Because it is controlling how the output jax lays out the mathematics from the internal representation, not how that internal representation is produced. The old v2 approach was problematic (though I don't now recall the details), and targeted the wrong place in MathJax's typesetting pipeline.
LaTeXML targets MathML Core, ... and it creates its own 'TeX spacing' by tweaking the lspace/rspace attributes based on the core operator dictionary
As I'm sure you know, the TeX and MathML spacing models work quite differently. TeX determines spacing based on two adjacent tokens and their TeX classes, so spacing is based on pairs of tokens, while MathML adds spacing around mo elements, so is based only on a single element and its position as prefix, infix, or postfix. (Some browsers added spacing elsewhere that was not part of the specification, and it may be that MathML-Core has formalizes that -- I admit that I haven't looked that closely at MathML-Core.) While TeX would add space in \sin x, MathML would not when this is encoded as <mi>sin</mi><mi>x</mi>. Adding <mo>⁡</mo> (function application) in between provides one way to resolve that, but in general, one would have to add empty <mo> or <mspace> elements to provide the needed spacing. That can have effects on line breaking or produce unexpected embellished operators, depending on what surrounds the extra <mo>.

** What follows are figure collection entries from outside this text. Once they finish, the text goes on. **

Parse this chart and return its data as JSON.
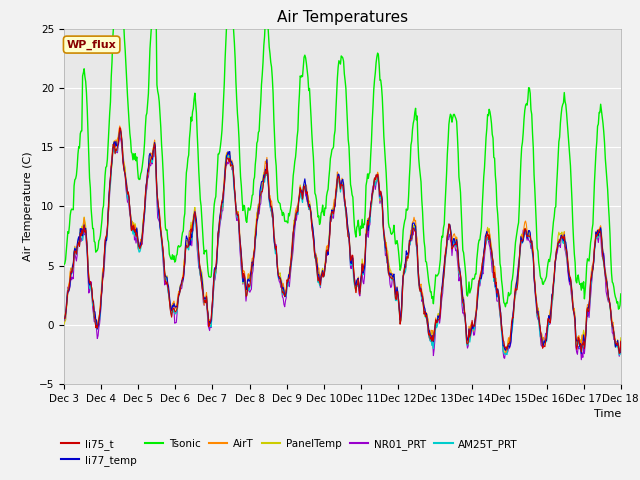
{
  "title": "Air Temperatures",
  "ylabel": "Air Temperature (C)",
  "xlabel": "Time",
  "ylim": [
    -5,
    25
  ],
  "yticks": [
    -5,
    0,
    5,
    10,
    15,
    20,
    25
  ],
  "xtick_labels": [
    "Dec 3",
    "Dec 4",
    "Dec 5",
    "Dec 6",
    "Dec 7",
    "Dec 8",
    "Dec 9",
    "Dec 10",
    "Dec 11",
    "Dec 12",
    "Dec 13",
    "Dec 14",
    "Dec 15",
    "Dec 16",
    "Dec 17",
    "Dec 18"
  ],
  "colors": {
    "li75_t": "#cc0000",
    "li77_temp": "#0000cc",
    "Tsonic": "#00ee00",
    "AirT": "#ff8800",
    "PanelTemp": "#cccc00",
    "NR01_PRT": "#9900cc",
    "AM25T_PRT": "#00cccc"
  },
  "background_color": "#e8e8e8",
  "legend_box": {
    "text": "WP_flux",
    "facecolor": "#ffffcc",
    "edgecolor": "#cc8800",
    "textcolor": "#880000"
  },
  "grid_color": "#ffffff",
  "title_fontsize": 11,
  "label_fontsize": 8,
  "tick_fontsize": 7.5
}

Because MathJax controls the output rendering (while you don't, when you use native Browser MathML-Core support), MathJax could produce uncomplicated MathML (without extra tweaking) that is perhaps more semantic, without having to worry about fixing up rendering issues in the browser (or differences between browsers). MathJax's old v2 NativeMML output jax used to do that, and it was filled with terrible hacks that were in constant need of updates as browsers changed.
TeX determines spacing based on two adjacent tokens and their TeX classes, so spacing is based on pairs of tokens, while MathML adds spacing around
moelements, so is based only on a single element and its position as prefix, infix, or postfix.
LaTeXML is in the middle: after interpreting TeX, it runs the output into a grammar, it reassigns roles of some tokens (e.g. to treat vertical bars as fences, or to recognise brakets), and finally it adds lspace/rspace annotations to the MathML output to mimic the TeX spacing, on the assumption that the renderer follows MathML Core (i.e. it omits the attributes when redundant). It will also add the invisible operators.
Still, LaTeXML definitely suffers from inconsistent browser behaviour, mostly from Firefox, and some of its output is not part of MathML Core (e.g. menclose).
Fixed in v4.0.